Rob Maynard came upon an intersting misuse of color while reading some weather reports on about interesting weather patterns last year. The article describes some exceptionally warm winter weather that the U.S. East coast was undergoing and accompanying it were several maps showing weather metrics. Rob discovered some, uh, interesting use of color in these maps. Take for example this image showing the temperature across the Northeast U.S. Oh, look. They are using rainbow colors. Rainbow colors are a common punching bag at VisLies. They are very commonly used (ohhh, pretty colors), but are well known and being terrible and representing data (see for example reviews by Rogowitz and Treinish, Rheingans, Borland and Taylor, or Moreland). But to make matters worse, note that there is no direct indication of what temperature each color is supposed to represent. Fortunately, there is some indication by numbers drawn in the image, so perhaps we could try to reconstruct the color map.

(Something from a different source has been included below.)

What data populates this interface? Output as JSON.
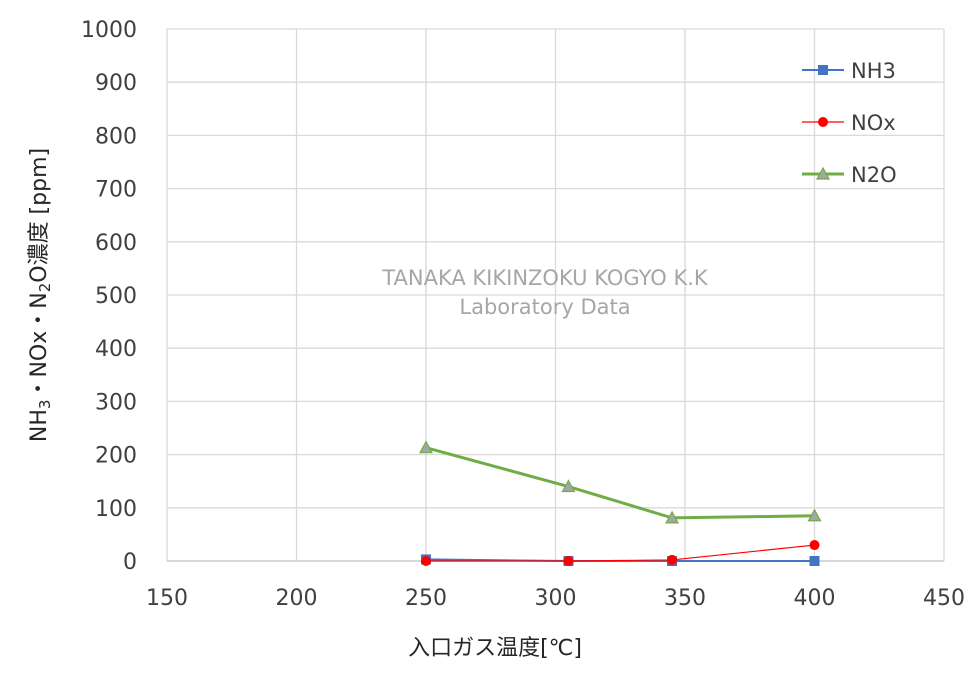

But wait. There is a tiny sliver of a color map at the right of the image. One interesting aspect of this label is that we see that the rainbow colors we expect are actually just a small region of the color map. The reset delves into some rather strange colors, including repitition.

If we look elsewhere in the article, we see this image of temperatures across all of the U.S. The color legend here is at least visible, but it makes no sense. It has reds in at least two distinct ranges of numbers. Likewise for blue hues in different ranges. The color white appears three times in the color map! In all, the colors are extremely ambiguous, which makes the map nearly impossible to interpret.

To add insult to injury. Take a close look at the numbers associated with the colors on the bar. Starting from 0 and working our way up we see that it is counting by 2s (0, 2, 4, 6, etc.) all the way to 22. Then at 22 it inexplicably jumps to counting by 4s (18, 22, 26, 30, 34, 38, 42). Good luck trainging your brain to follow this bizarre scaing of data. Fortunately, most of the colors are within the linear by-2s scaling range. (Or are they? Aw, heck, I can't tell with these colors.)

The coup de grâce is this image located at the bottom of the article. It has the same colors as before, but now the scaling is more off. From 0, the counting starts counting by half, and then by 1. Eventually at 14 it starts counting by 2s. The colors are also scaled in such a way that the entire range gets utilized so as to maximize the ambiguity of the colors.